- 5 February 2026
- Updated 19h19
Corridor de Lobito : Le réveil d’un géant logistique en Afrique Centrale
Ce jeudi 5 février 2026, une étape historique a été franchie pour l’intégration économique régionale. Sous l’égide de la Banque mondiale, la République démocratique du Congo (RDC), la Zambie et l’Angola ont lancé à Luanda les travaux de coordination opérationnelle du Corridor de Lobito.
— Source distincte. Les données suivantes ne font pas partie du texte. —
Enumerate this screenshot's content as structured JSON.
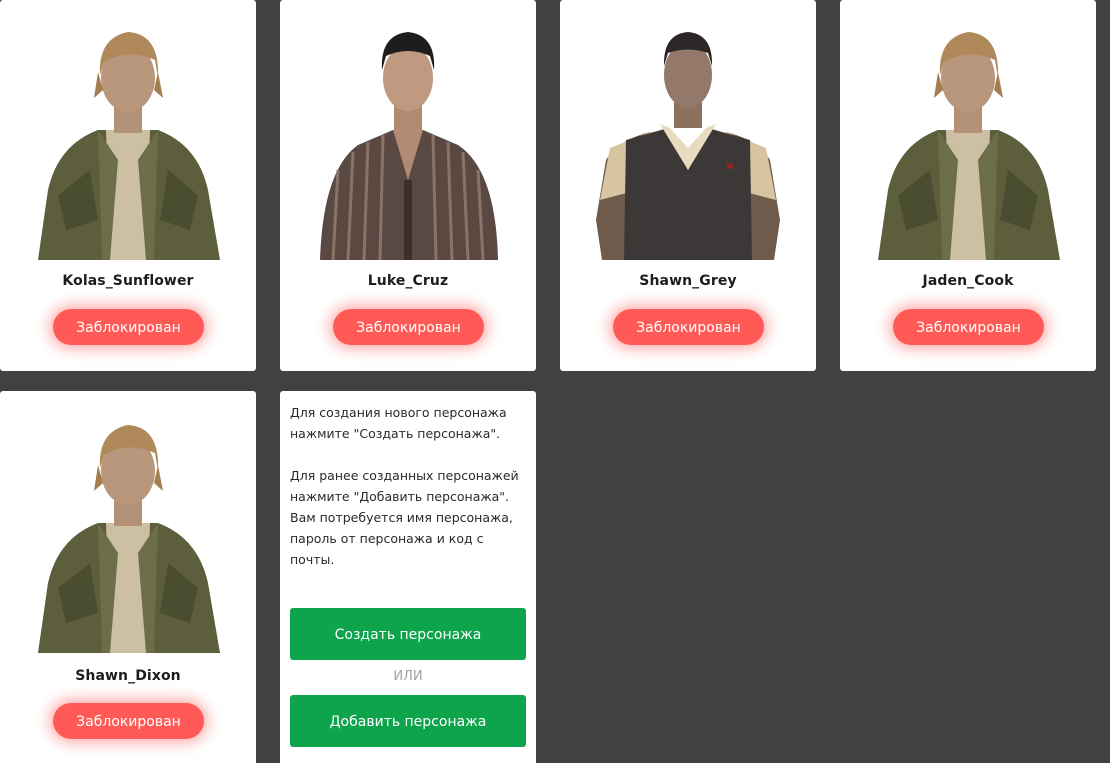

Cette réunion tripartite de deux jours, réunissant les ministres des Transports, des Finances et du Commerce extérieur, marque le passage de la vision politique à l’exécution technique d’un projet de transport transcontinental sans précédent.
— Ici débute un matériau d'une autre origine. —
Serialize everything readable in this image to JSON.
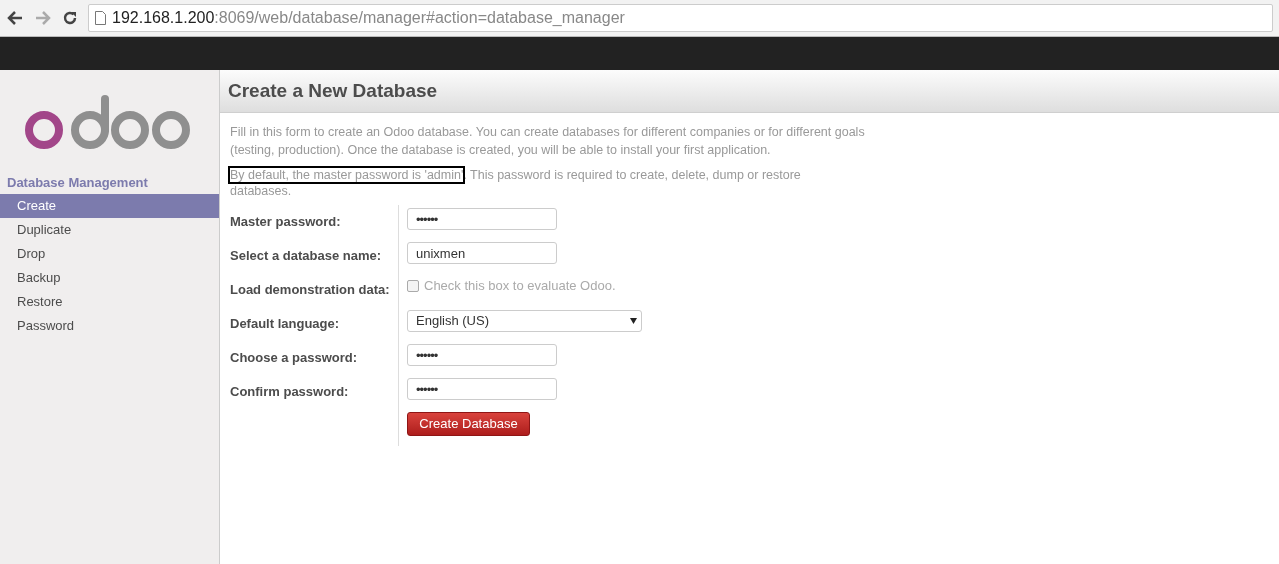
{
  "browser": {
    "url_host": "192.168.1.200",
    "url_rest": ":8069/web/database/manager#action=database_manager"
  },
  "sidebar": {
    "section": "Database Management",
    "items": [
      {
        "label": "Create",
        "selected": true
      },
      {
        "label": "Duplicate",
        "selected": false
      },
      {
        "label": "Drop",
        "selected": false
      },
      {
        "label": "Backup",
        "selected": false
      },
      {
        "label": "Restore",
        "selected": false
      },
      {
        "label": "Password",
        "selected": false
      }
    ]
  },
  "main": {
    "title": "Create a New Database",
    "intro": "Fill in this form to create an Odoo database. You can create databases for different companies or for different goals (testing, production). Once the database is created, you will be able to install your first application.",
    "note_highlighted": "By default, the master password is 'admin'",
    "note_rest": ". This password is required to create, delete, dump or restore databases.",
    "fields": [
      {
        "kind": "password",
        "label": "Master password:",
        "value": "••••••"
      },
      {
        "kind": "text",
        "label": "Select a database name:",
        "value": "unixmen"
      },
      {
        "kind": "checkbox",
        "label": "Load demonstration data:",
        "checked": false,
        "hint": "Check this box to evaluate Odoo."
      },
      {
        "kind": "select",
        "label": "Default language:",
        "value": "English (US)"
      },
      {
        "kind": "password",
        "label": "Choose a password:",
        "value": "••••••"
      },
      {
        "kind": "password",
        "label": "Confirm password:",
        "value": "••••••"
      }
    ],
    "submit": "Create Database"
  }
}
Le président angolais, João Lourenço, a donné le ton lors de l’ouverture en plaidant pour un pragmatisme absolu . L’enjeu est de taille : transformer ce tracé ferroviaire et routier, qui relie les mines de cuivre et de cobalt du Katanga au port atlantique de Lobito, en un moteur de croissance immédiat. Pour les trois États, il ne s’agit plus seulement de transporter des minerais, mais de fluidifier le commerce intra-africain et de stimuler massivement la création d’emplois locaux grâce à une logistique modernisée.
La RDC, moteur géographique du projet, a dévoilé une stratégie ambitieuse portée par le Vice-Premier ministre Jean-Pierre Bemba. Sa vision se veut multimodale et multisectorielle, dépassant le simple rail pour inclure la fibre optique, l’énergie et des zones économiques spéciales. La priorité absolue est désormais fixée sur le tronçon stratégique Dilolo–Kolwezi–Tenke, colonne vertébrale de l’évacuation des richesses minérales congolaises vers les marchés mondiaux.

Sur le front de la facilitation des échanges, le ministre du Commerce extérieur, Julien Paluku Kahongya, a rappelé que la RDC a déjà préparé le terrain réglementaire. La ratification de l’Accord de l’OMC sur la facilitation des échanges porte déjà ses fruits, réduisant les goulots d’étranglement bureaucratiques. Cette simplification des procédures d’import-export est essentielle pour que le Corridor de Lobito ne soit pas seulement une infrastructure physique, mais un espace fluide pour les opérateurs économiques.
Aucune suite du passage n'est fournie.